Greg and Iggy’s cross-country journey takes only eight days, so to fill out the book, Melville’s chapters alternate between descriptions of the trip, one day at a time, and explanations of the errands and research he completed afterward to answer questions that came up along the way and satisfy the terms of his bet with Iggy. The travel chapters are funny and lighthearted, as Greg and Iggy negotiate the logistics of sharing space for 192 hours straight, and the writing is conversational and easy to enjoy. I loved it that Greg and Iggy invented a few words along the way: “blinkerbating” for flipping the broken turn signal up and down manually to make it flash and “redneck helmet” to describe a person wearing their sunglasses on top of their baseball hat. Greasy Rider reads similarly to a Bill Bryson book, but it is not quite as funny or compulsively readable. That isn’t to say it’s bad—Bill Bryson is just an awful lot to live up to.

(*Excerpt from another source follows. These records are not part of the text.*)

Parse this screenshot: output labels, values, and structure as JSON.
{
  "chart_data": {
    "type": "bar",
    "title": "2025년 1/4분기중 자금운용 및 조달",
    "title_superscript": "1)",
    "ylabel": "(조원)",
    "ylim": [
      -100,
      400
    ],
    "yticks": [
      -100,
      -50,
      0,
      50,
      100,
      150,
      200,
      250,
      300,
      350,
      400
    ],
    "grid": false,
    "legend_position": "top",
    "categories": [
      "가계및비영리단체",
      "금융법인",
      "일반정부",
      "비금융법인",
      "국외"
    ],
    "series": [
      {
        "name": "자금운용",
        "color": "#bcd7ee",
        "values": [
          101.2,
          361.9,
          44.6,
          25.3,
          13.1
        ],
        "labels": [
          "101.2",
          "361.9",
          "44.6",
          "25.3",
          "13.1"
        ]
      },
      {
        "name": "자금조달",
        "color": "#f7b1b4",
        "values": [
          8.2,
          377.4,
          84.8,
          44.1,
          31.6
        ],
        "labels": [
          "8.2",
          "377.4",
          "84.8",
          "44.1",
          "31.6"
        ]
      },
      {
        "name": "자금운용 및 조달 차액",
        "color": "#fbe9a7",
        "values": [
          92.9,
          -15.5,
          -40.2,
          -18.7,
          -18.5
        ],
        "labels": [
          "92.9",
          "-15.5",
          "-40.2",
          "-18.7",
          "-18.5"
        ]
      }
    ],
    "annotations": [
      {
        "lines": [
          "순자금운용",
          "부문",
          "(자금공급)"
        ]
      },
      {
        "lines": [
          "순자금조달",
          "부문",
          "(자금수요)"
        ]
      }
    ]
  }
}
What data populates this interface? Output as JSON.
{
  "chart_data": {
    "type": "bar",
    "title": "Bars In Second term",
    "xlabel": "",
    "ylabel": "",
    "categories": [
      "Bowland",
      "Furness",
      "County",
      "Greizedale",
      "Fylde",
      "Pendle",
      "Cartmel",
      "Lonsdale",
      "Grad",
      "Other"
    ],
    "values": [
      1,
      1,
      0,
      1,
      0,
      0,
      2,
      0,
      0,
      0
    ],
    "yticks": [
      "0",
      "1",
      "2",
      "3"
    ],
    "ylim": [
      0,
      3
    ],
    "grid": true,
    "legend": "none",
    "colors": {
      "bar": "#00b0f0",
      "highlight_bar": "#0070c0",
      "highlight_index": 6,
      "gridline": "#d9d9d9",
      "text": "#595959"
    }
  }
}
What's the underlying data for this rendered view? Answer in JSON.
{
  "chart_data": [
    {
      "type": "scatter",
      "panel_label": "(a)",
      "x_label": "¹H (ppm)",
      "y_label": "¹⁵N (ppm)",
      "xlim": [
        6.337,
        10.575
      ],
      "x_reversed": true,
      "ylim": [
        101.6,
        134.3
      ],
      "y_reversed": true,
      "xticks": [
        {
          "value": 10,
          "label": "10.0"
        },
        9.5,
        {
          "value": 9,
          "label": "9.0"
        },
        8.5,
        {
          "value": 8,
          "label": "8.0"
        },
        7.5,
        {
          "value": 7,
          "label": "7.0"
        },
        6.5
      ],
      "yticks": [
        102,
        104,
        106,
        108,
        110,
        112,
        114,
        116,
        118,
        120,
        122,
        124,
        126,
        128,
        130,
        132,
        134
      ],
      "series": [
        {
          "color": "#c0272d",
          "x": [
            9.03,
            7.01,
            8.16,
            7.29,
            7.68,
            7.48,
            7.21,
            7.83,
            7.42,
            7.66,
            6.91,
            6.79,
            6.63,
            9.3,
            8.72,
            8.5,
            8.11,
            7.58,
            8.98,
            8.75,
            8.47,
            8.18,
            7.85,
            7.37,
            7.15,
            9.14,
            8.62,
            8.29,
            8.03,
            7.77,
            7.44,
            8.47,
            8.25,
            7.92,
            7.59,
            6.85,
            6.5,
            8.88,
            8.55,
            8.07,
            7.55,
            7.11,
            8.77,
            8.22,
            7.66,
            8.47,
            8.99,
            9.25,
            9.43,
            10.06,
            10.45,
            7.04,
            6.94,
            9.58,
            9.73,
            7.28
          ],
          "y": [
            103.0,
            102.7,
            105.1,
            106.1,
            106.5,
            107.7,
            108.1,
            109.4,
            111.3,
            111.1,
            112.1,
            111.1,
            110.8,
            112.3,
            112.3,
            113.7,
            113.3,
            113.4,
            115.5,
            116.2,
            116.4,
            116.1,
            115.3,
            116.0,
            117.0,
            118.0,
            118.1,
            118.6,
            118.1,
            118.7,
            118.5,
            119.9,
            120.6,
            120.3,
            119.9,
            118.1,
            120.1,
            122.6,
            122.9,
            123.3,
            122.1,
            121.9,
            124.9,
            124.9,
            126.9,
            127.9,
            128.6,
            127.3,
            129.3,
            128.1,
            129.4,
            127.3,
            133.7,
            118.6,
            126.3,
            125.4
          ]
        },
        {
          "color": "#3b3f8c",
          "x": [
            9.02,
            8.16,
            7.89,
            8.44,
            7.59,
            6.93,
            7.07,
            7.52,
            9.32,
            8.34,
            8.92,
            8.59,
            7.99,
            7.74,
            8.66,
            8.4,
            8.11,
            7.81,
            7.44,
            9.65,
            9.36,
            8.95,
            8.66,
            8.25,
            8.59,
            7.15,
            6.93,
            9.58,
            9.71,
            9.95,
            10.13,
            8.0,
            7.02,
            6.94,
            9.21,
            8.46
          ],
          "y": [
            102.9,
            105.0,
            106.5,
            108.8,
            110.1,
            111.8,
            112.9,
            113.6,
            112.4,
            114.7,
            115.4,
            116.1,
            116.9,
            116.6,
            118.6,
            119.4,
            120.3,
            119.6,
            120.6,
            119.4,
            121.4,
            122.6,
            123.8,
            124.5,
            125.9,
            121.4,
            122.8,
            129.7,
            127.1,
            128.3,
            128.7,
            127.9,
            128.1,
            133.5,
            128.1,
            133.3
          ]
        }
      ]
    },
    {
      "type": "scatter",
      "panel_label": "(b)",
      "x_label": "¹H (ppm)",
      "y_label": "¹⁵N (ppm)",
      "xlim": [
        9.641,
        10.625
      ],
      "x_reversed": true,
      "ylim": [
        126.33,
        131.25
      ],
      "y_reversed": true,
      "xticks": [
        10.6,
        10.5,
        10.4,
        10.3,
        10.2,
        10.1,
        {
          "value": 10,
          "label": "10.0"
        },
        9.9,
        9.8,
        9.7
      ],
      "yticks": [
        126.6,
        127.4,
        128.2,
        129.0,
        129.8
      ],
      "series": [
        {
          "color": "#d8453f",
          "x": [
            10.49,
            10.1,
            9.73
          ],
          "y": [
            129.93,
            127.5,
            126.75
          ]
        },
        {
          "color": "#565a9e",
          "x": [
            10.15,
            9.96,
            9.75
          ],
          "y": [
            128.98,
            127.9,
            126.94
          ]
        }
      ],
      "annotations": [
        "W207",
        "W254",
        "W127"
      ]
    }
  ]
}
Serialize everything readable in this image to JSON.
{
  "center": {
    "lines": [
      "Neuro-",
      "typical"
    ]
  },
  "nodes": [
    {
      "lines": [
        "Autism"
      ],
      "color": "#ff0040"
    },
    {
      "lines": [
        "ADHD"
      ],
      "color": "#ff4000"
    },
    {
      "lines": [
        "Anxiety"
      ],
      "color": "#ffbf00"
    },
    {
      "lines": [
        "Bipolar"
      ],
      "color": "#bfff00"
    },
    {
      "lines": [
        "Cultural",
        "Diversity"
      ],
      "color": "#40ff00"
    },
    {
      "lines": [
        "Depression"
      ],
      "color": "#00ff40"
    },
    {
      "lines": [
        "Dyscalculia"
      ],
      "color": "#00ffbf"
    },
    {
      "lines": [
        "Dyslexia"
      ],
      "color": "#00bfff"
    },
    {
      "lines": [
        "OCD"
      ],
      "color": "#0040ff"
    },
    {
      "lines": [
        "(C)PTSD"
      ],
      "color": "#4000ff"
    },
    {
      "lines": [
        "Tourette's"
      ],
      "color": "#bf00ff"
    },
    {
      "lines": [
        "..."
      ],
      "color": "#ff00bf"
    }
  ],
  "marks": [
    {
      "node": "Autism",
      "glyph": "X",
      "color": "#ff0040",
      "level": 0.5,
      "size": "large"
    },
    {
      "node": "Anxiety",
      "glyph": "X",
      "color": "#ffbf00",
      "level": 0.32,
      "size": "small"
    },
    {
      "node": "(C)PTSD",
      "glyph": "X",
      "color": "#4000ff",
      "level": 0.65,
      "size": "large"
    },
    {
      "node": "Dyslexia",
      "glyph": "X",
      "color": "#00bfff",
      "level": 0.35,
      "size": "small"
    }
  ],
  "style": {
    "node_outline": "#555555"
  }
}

The chapters describing Greg’s errands are interesting and informative. He travels to Nashville in search of the ultimate green home (Al Gore’s) and is disappointed to discover it’s not quite as earth-friendly as he’d hoped. His trips to a Minnesota farm (where he learns about wind energy) and to Dartmouth (where he learns about cullulosic ethanol) are a bit dry but are very educational—I learned several new facts about alternative energy sources and concluded that Greg’s errands were pretty worthwhile. I found it interesting, informative, and very timely when a researcher at Dartmouth told him that:
American foreign policy is largely dictated by protecting the resources we need, like oil. To kick the fossil-fuel habit by replacing it with a homemade solution is to strengthen national security.
The most interesting errand chapters describe a trip to the Google headquarters, where Melville is awestruck by the availability of expensive all-natural fruit juice and the extreme earth-friendliness that promotes employee well-being and is a very smart business move, and to Fort Knox, which is “one of the largest geothermally heated and cooled facilities in the world.” I was surprised to learn that.
A trip to a “green” Wal-Mart in McKinney, Texas, where the wind turbine in the parking lot stands as a solute to alternative sources of energy but doesn’t actually work, makes Greg and Iggy suspicious that “the green initiatives seemed more like a PR ploy than part of some new, sincere push by Wal-Mart to create a sustainable future,” and leads to a reflection on the open market and the ways in which business can profit by going green.
Greg and Iggy survive their journey and arrive at the Oasis with the car (mostly) in one piece, and Iggy assigns Greg his final task: to write a letter summarizing what he learned from the trip and from his errands. Greg sums it up this way:
It taught me that if two goobers like us can actually get in a car and drive across the country without fossil fuels or putting a lot of carbon into the air, the answers for sustainability are easier than people think.
He muses that
When the government musters the rare courage to act decisively on sustainability, the economy benefits as much as the environment does……
For too long, our country has tried to stop government from interference in big business, but ignored big business’s interference in government.
And he calls on likeminded individuals, stating that:
We need to inspire, educate, proselytize, and most important, mobilize so the country is equipped to face the inevitable challenges ahead.
I thoroughly enjoyed Greasy Rider. I was educated and informed, but I was also entertained. I was inspired by Greg and Iggy’s journey and their growing commitment to going green, and I liked that Melville presented many ways average Americans can apply the larger concepts to our daily lives. This is a great read for environmentalists and skeptics alike, as Iggy began the journey rather hesitantly and changed his mind along the way, and it would be a great introduction to or further reading on alternative sources of energy and what we can do to save the planet
So head over to the bookstore this Tuesday (walk or bike, if it’s close enough) and pick up Greasy Rider. Just be sure to bring along your resuable shopping bag. I give this one 4.5 out of 5.
Visit the author’s blog for more information.
Thank you to the Library Thing Early Reviewers program and Algonquin Books for this ARC.



















Sounds like a good one. I’m adding it to my wish list. You’re right – Bill Bryson is a lot to live up to.
Sounds like it was inspiring without being lecturing, which is always nice to find and can be rare! I’ll keep an eye out for it.
Was all that vegetable-oil fuel from the restaurants free? Imagine, crossing the country without stopping at all those gas stations!
Jeane: Yep, it was all free. Most of the restaurants were happy to give it away and thought the project was very cool.
Sounds good, especially since we don’t really need any lectures. (They tend to backfire!)